Christos Orlis (Vrije Universiteit Amsterdam
20 October 2017
Distributing cash with KPI considerations: the capacitated routing problem with profits and service level requirements
Inspired by a problem arising in cash logistics, we propose the Capacitated Routing Problem with Profits and Service Level Requirements (CRPPSLR). The CRPPSLR extends the class of Routing Problems with Profits by considering customers requesting deliveries to their (possibly multiple) service points. Moreover, each customer imposes a service level requirement specifying a minimum-acceptable bound on the fraction of its service points being delivered. A customer-specific financial penalty is incurred by the logistics service provider when this requirement is not met. The CRPPSLR consists of finding vehicle routes maximizing the difference between the collected revenues and the incurred transportation and penalty costs in such a way that vehicle capacity and route duration constraints are met. A fleet of homogeneous vehicles is available for serving the customers. We design a branch-and-cut algorithm and evaluate the usefulness of valid inequalities that have been effectively used for the capacitated vehicle routing problem and, more recently, for other routing problems with profits. Real-life case studies coming from the cash supply chain in the Netherlands highlight the relevance of the problem under consideration. Computational results illustrate the performance of the proposed solution approach under different input parameter settings for the synthetic instances. For the real-life problem instances we distinguish between coin and banknote distribution since vehicle capacities only matter when considering the former case.
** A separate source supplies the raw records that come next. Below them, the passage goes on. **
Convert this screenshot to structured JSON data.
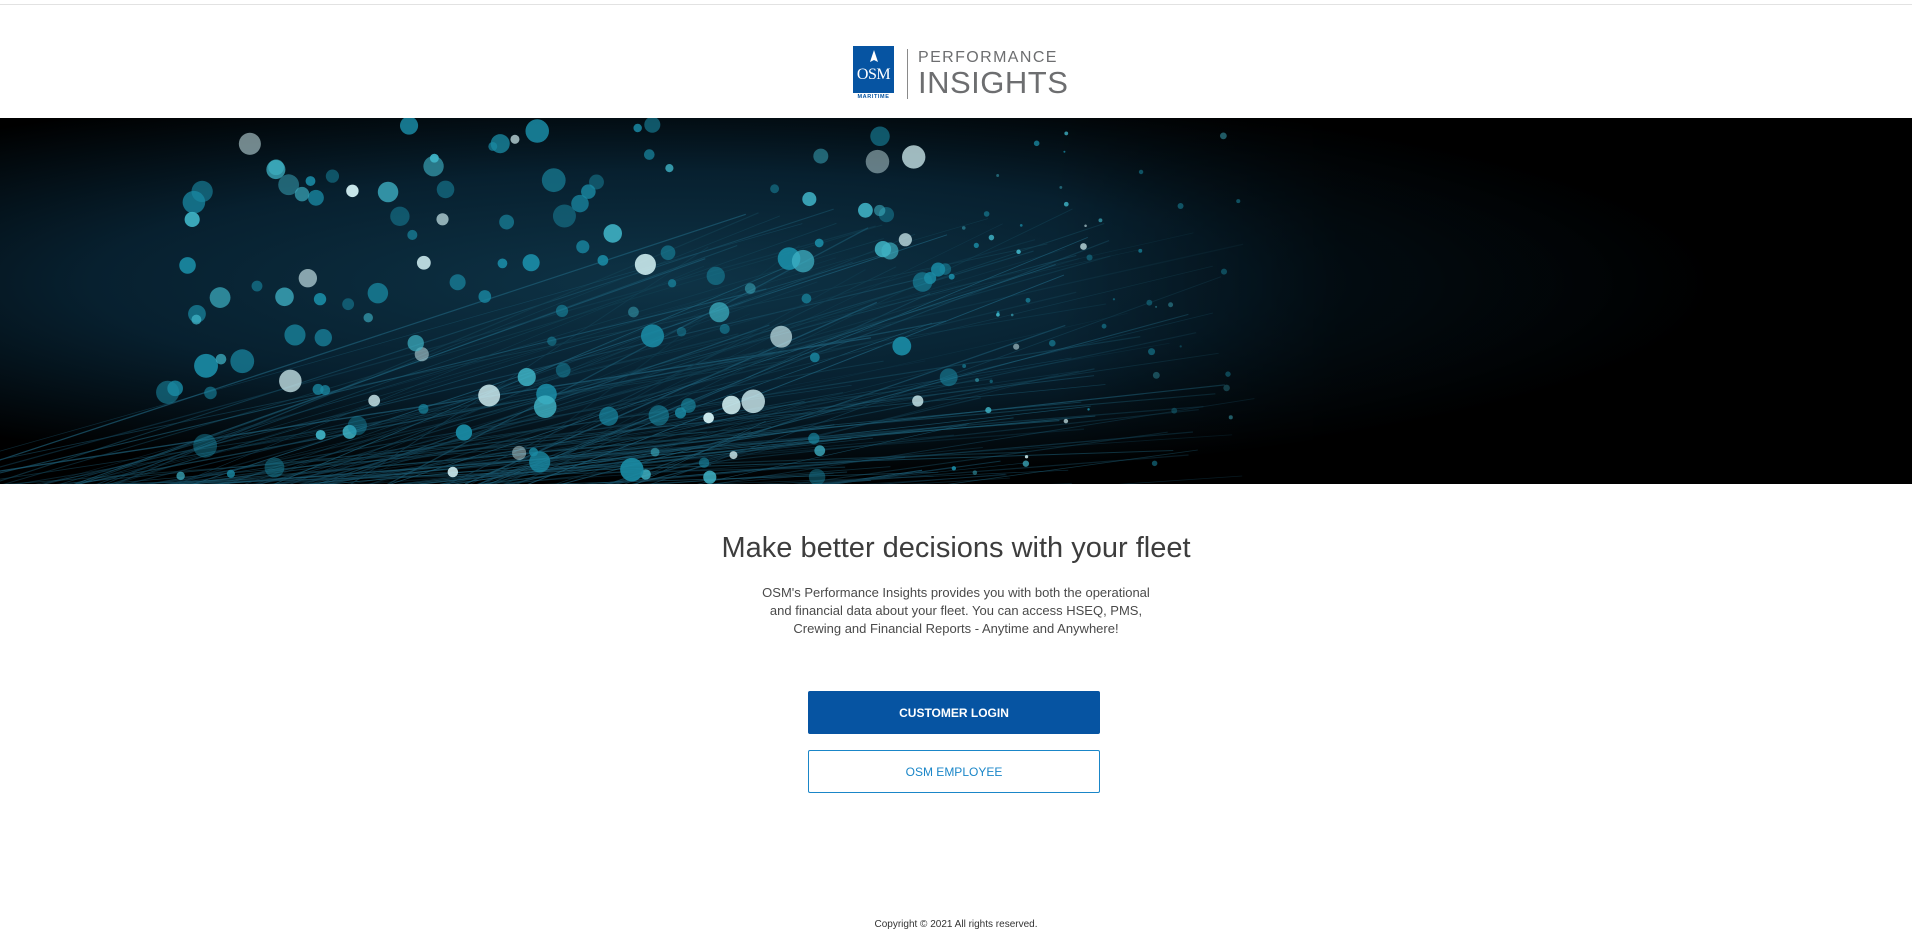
{
  "header": {
    "logo": {
      "badge_text": "OSM",
      "badge_sub": "MARITIME",
      "line1": "PERFORMANCE",
      "line2": "INSIGHTS"
    }
  },
  "hero": {
    "image": "fiber-optic-light-bokeh"
  },
  "main": {
    "headline": "Make better decisions with your fleet",
    "description": "OSM's Performance Insights provides you with both the operational and financial data about your fleet. You can access HSEQ, PMS, Crewing and Financial Reports - Anytime and Anywhere!",
    "customer_login_label": "CUSTOMER LOGIN",
    "employee_label": "OSM EMPLOYEE"
  },
  "footer": {
    "copyright": "Copyright © 2021 All rights reserved."
  },
  "colors": {
    "brand_blue": "#0654a2",
    "outline_blue": "#1a86c8",
    "headline": "#3d3d3d",
    "logo_gray": "#6d6e70"
  }
}
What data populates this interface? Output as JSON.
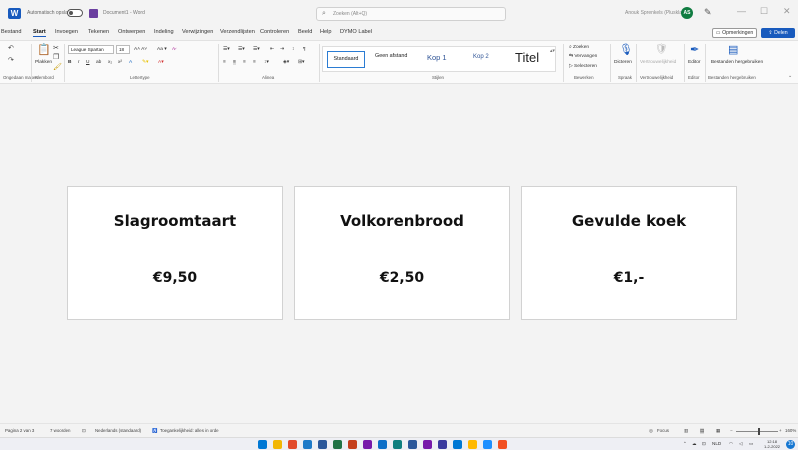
{
  "titlebar": {
    "autosave_label": "Automatisch opslaan",
    "document_name": "Document1 - Word",
    "search_placeholder": "Zoeken (Alt+Q)",
    "user_name": "Anouk Sprenkels (Plusklasse)",
    "avatar_initials": "AS"
  },
  "menu": {
    "items": [
      "Bestand",
      "Start",
      "Invoegen",
      "Tekenen",
      "Ontwerpen",
      "Indeling",
      "Verwijzingen",
      "Verzendlijsten",
      "Controleren",
      "Beeld",
      "Help",
      "DYMO Label"
    ],
    "active": "Start",
    "comments_label": "Opmerkingen",
    "share_label": "Delen"
  },
  "ribbon": {
    "undo_group": "Ongedaan maken",
    "clipboard_group": "Klembord",
    "paste_label": "Plakken",
    "font_name": "League Spartan",
    "font_size": "18",
    "font_group": "Lettertype",
    "paragraph_group": "Alinea",
    "styles": [
      "Standaard",
      "Geen afstand",
      "Kop 1",
      "Kop 2",
      "Titel"
    ],
    "styles_group": "Stijlen",
    "edit_items": [
      "Zoeken",
      "Vervangen",
      "Selecteren"
    ],
    "edit_group": "Bewerken",
    "dictate_label": "Dicteren",
    "speech_group": "Spraak",
    "sensitivity_label": "Vertrouwelijkheid",
    "sensitivity_group": "Vertrouwelijkheid",
    "editor_label": "Editor",
    "editor_group": "Editor",
    "reuse_label": "Bestanden hergebruiken",
    "reuse_group": "Bestanden hergebruiken"
  },
  "cards": [
    {
      "title": "Slagroomtaart",
      "price": "€9,50"
    },
    {
      "title": "Volkorenbrood",
      "price": "€2,50"
    },
    {
      "title": "Gevulde koek",
      "price": "€1,-"
    }
  ],
  "statusbar": {
    "page": "Pagina 2 van 3",
    "words": "7 woorden",
    "language": "Nederlands (standaard)",
    "accessibility": "Toegankelijkheid: alles in orde",
    "focus": "Focus",
    "zoom": "160%"
  },
  "taskbar": {
    "language": "NLD",
    "time": "12:18",
    "date": "1-2-2022",
    "notifications": "10",
    "app_colors": [
      "#0078d4",
      "#f2b705",
      "#e24a2b",
      "#1e7ac8",
      "#2b579a",
      "#217346",
      "#c43e1c",
      "#7719aa",
      "#0d6ec7",
      "#0f7f7f",
      "#2b579a",
      "#7719aa",
      "#3a3a9e",
      "#0078d4",
      "#ffb900",
      "#1e90ff",
      "#f25022"
    ]
  }
}
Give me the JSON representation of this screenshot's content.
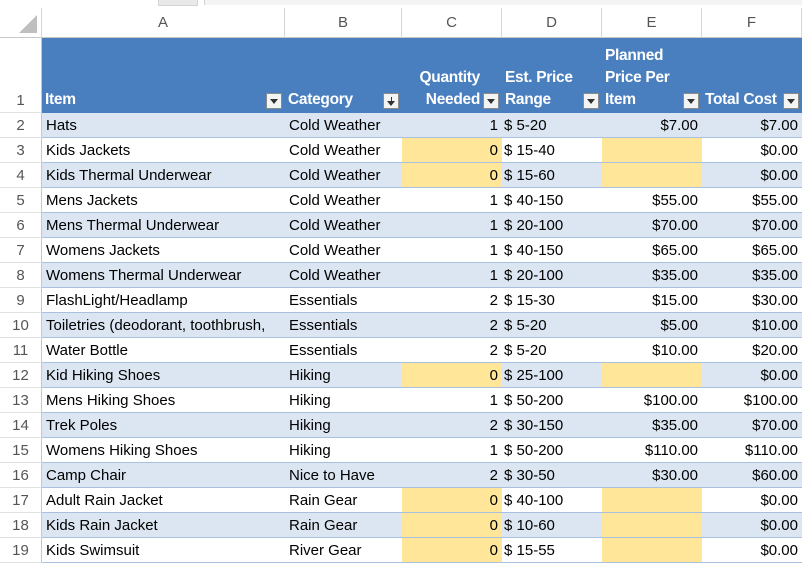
{
  "columns": [
    "A",
    "B",
    "C",
    "D",
    "E",
    "F"
  ],
  "rows_numbers": [
    "1",
    "2",
    "3",
    "4",
    "5",
    "6",
    "7",
    "8",
    "9",
    "10",
    "11",
    "12",
    "13",
    "14",
    "15",
    "16",
    "17",
    "18",
    "19"
  ],
  "headers": {
    "item": "Item",
    "category": "Category",
    "quantity": "Quantity\nNeeded",
    "est_price": "Est. Price\nRange",
    "planned": "Planned\nPrice Per\nItem",
    "total": "Total Cost"
  },
  "rows": [
    {
      "item": "Hats",
      "category": "Cold Weather",
      "qty": "1",
      "range": "$ 5-20",
      "planned": "$7.00",
      "total": "$7.00",
      "missing": false
    },
    {
      "item": "Kids Jackets",
      "category": "Cold Weather",
      "qty": "0",
      "range": "$ 15-40",
      "planned": "",
      "total": "$0.00",
      "missing": true
    },
    {
      "item": "Kids Thermal Underwear",
      "category": "Cold Weather",
      "qty": "0",
      "range": "$ 15-60",
      "planned": "",
      "total": "$0.00",
      "missing": true
    },
    {
      "item": "Mens Jackets",
      "category": "Cold Weather",
      "qty": "1",
      "range": "$ 40-150",
      "planned": "$55.00",
      "total": "$55.00",
      "missing": false
    },
    {
      "item": "Mens Thermal Underwear",
      "category": "Cold Weather",
      "qty": "1",
      "range": "$ 20-100",
      "planned": "$70.00",
      "total": "$70.00",
      "missing": false
    },
    {
      "item": "Womens Jackets",
      "category": "Cold Weather",
      "qty": "1",
      "range": "$ 40-150",
      "planned": "$65.00",
      "total": "$65.00",
      "missing": false
    },
    {
      "item": "Womens Thermal Underwear",
      "category": "Cold Weather",
      "qty": "1",
      "range": "$ 20-100",
      "planned": "$35.00",
      "total": "$35.00",
      "missing": false
    },
    {
      "item": "FlashLight/Headlamp",
      "category": "Essentials",
      "qty": "2",
      "range": "$ 15-30",
      "planned": "$15.00",
      "total": "$30.00",
      "missing": false
    },
    {
      "item": "Toiletries (deodorant, toothbrush,",
      "category": "Essentials",
      "qty": "2",
      "range": "$ 5-20",
      "planned": "$5.00",
      "total": "$10.00",
      "missing": false
    },
    {
      "item": "Water Bottle",
      "category": "Essentials",
      "qty": "2",
      "range": "$ 5-20",
      "planned": "$10.00",
      "total": "$20.00",
      "missing": false
    },
    {
      "item": "Kid Hiking Shoes",
      "category": "Hiking",
      "qty": "0",
      "range": "$ 25-100",
      "planned": "",
      "total": "$0.00",
      "missing": true
    },
    {
      "item": "Mens Hiking Shoes",
      "category": "Hiking",
      "qty": "1",
      "range": "$ 50-200",
      "planned": "$100.00",
      "total": "$100.00",
      "missing": false
    },
    {
      "item": "Trek Poles",
      "category": "Hiking",
      "qty": "2",
      "range": "$ 30-150",
      "planned": "$35.00",
      "total": "$70.00",
      "missing": false
    },
    {
      "item": "Womens Hiking Shoes",
      "category": "Hiking",
      "qty": "1",
      "range": "$ 50-200",
      "planned": "$110.00",
      "total": "$110.00",
      "missing": false
    },
    {
      "item": "Camp Chair",
      "category": "Nice to Have",
      "qty": "2",
      "range": "$ 30-50",
      "planned": "$30.00",
      "total": "$60.00",
      "missing": false
    },
    {
      "item": "Adult Rain Jacket",
      "category": "Rain Gear",
      "qty": "0",
      "range": "$ 40-100",
      "planned": "",
      "total": "$0.00",
      "missing": true
    },
    {
      "item": "Kids Rain Jacket",
      "category": "Rain Gear",
      "qty": "0",
      "range": "$ 10-60",
      "planned": "",
      "total": "$0.00",
      "missing": true
    },
    {
      "item": "Kids Swimsuit",
      "category": "River Gear",
      "qty": "0",
      "range": "$ 15-55",
      "planned": "",
      "total": "$0.00",
      "missing": true
    }
  ],
  "colors": {
    "header_bg": "#4a7fbf",
    "band": "#dce6f2",
    "highlight": "#ffe699"
  }
}
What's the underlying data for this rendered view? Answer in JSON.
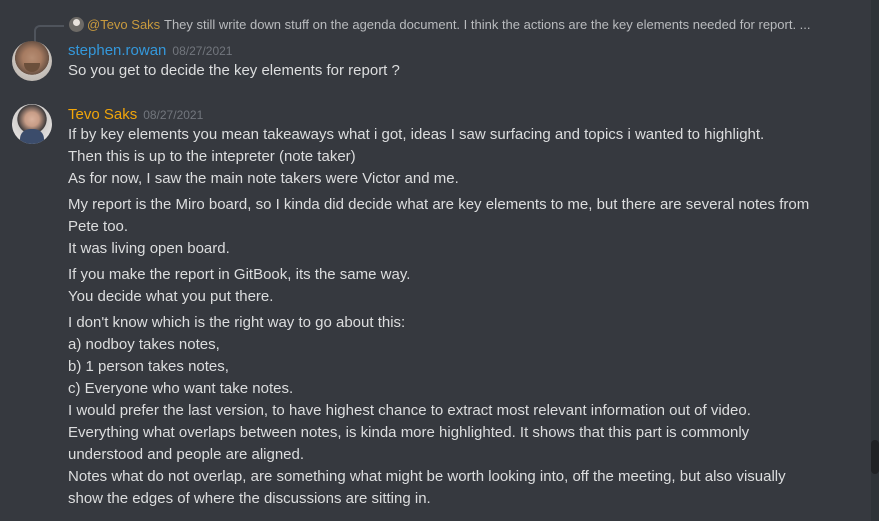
{
  "reply": {
    "author": "@Tevo Saks",
    "text": "They still write down stuff on the agenda document. I think the actions are the key elements needed for report. ..."
  },
  "messages": [
    {
      "author": "stephen.rowan",
      "timestamp": "08/27/2021",
      "lines": [
        "So you get to decide the key elements for report ?"
      ]
    },
    {
      "author": "Tevo Saks",
      "timestamp": "08/27/2021",
      "lines": [
        "If by key elements you mean takeaways what i got, ideas I saw surfacing and topics i wanted to highlight.",
        "Then this is up to the intepreter (note taker)",
        "As for now, I saw the main note takers were Victor and me.",
        "My  report is the Miro board, so I kinda did decide what are key elements to me, but there are several notes from",
        "Pete too.",
        "It was living open board.",
        "If you make the report in GitBook, its the same way.",
        "You decide what you put there.",
        "I don't know which is the right way to go about this:",
        "a) nodboy takes notes,",
        "b) 1 person takes notes,",
        "c) Everyone who want take notes.",
        "I would prefer the last version, to have highest chance to extract most relevant information out of video.",
        "Everything what overlaps between notes, is kinda more highlighted. It shows that this part is commonly",
        "understood and people are aligned.",
        "Notes what do not overlap, are something what might be worth looking into, off the meeting, but also visually",
        "show the edges of where the discussions are sitting in."
      ]
    }
  ],
  "colors": {
    "background": "#36393f",
    "stephen_name": "#3498db",
    "tevo_name": "#f1a50a",
    "reply_author": "#c89a3e",
    "text": "#dcddde",
    "timestamp": "#72767d"
  }
}
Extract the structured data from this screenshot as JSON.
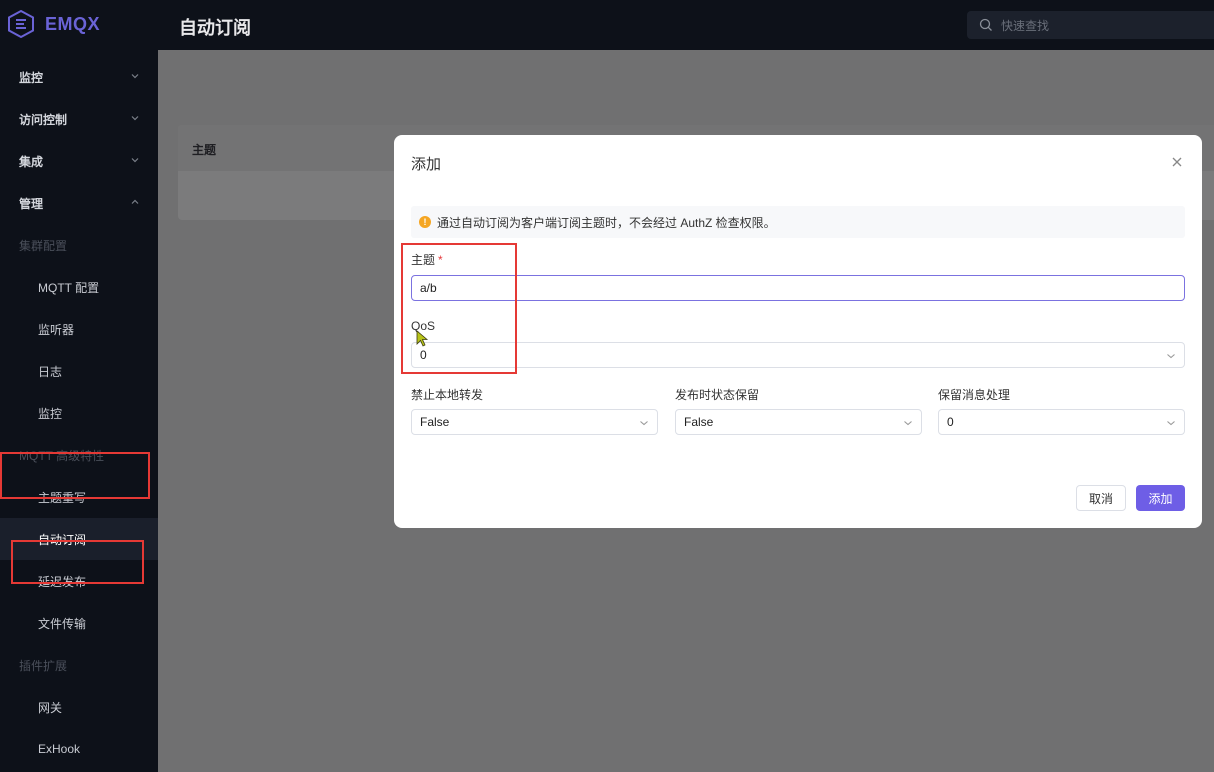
{
  "brand": {
    "name": "EMQX",
    "color": "#6a63d6",
    "icon": "emqx-logo-icon"
  },
  "header": {
    "title": "自动订阅",
    "search_placeholder": "快速查找"
  },
  "sidebar": {
    "top_items": [
      {
        "label": "监控",
        "expanded": false
      },
      {
        "label": "访问控制",
        "expanded": false
      },
      {
        "label": "集成",
        "expanded": false
      },
      {
        "label": "管理",
        "expanded": true
      }
    ],
    "group_cluster": "集群配置",
    "cluster_items": [
      "MQTT 配置",
      "监听器",
      "日志",
      "监控"
    ],
    "group_advanced": "MQTT 高级特性",
    "advanced_items": [
      "主题重写",
      "自动订阅",
      "延迟发布",
      "文件传输"
    ],
    "group_plugins": "插件扩展",
    "plugin_items": [
      "网关",
      "ExHook"
    ]
  },
  "table": {
    "col_topic": "主题"
  },
  "modal": {
    "title": "添加",
    "alert": "通过自动订阅为客户端订阅主题时，不会经过 AuthZ 检查权限。",
    "topic_label": "主题",
    "required_mark": "*",
    "topic_value": "a/b",
    "qos_label": "QoS",
    "qos_value": "0",
    "no_local_label": "禁止本地转发",
    "no_local_value": "False",
    "retain_as_published_label": "发布时状态保留",
    "retain_as_published_value": "False",
    "retain_handling_label": "保留消息处理",
    "retain_handling_value": "0",
    "cancel_label": "取消",
    "submit_label": "添加"
  },
  "colors": {
    "primary": "#6e5ee6",
    "highlight": "#e53935",
    "warning": "#f5a623"
  }
}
Lisa Maillart (Department of Industrial Engineering at the University of Pittsburgh)
17 November 2017
Optimizing Donor Milk Bank Operations
Donated human milk – collected, processed and dispensed via milk banks – is the standard of care for premature inpatient infants and unhealthy outpatient infants whose mothers cannot provide adequate supply. We take a multi-criteria mixed-integer program approach to optimize (1) the daily decisions involved in the pooling of milk from different donors to meet macronutrient requirements across different product types, and (2) the batching of pooled milk for efficient pasteurization. Our numerical results demonstrate significant improvements compared to historical decisions at our partner milk bank.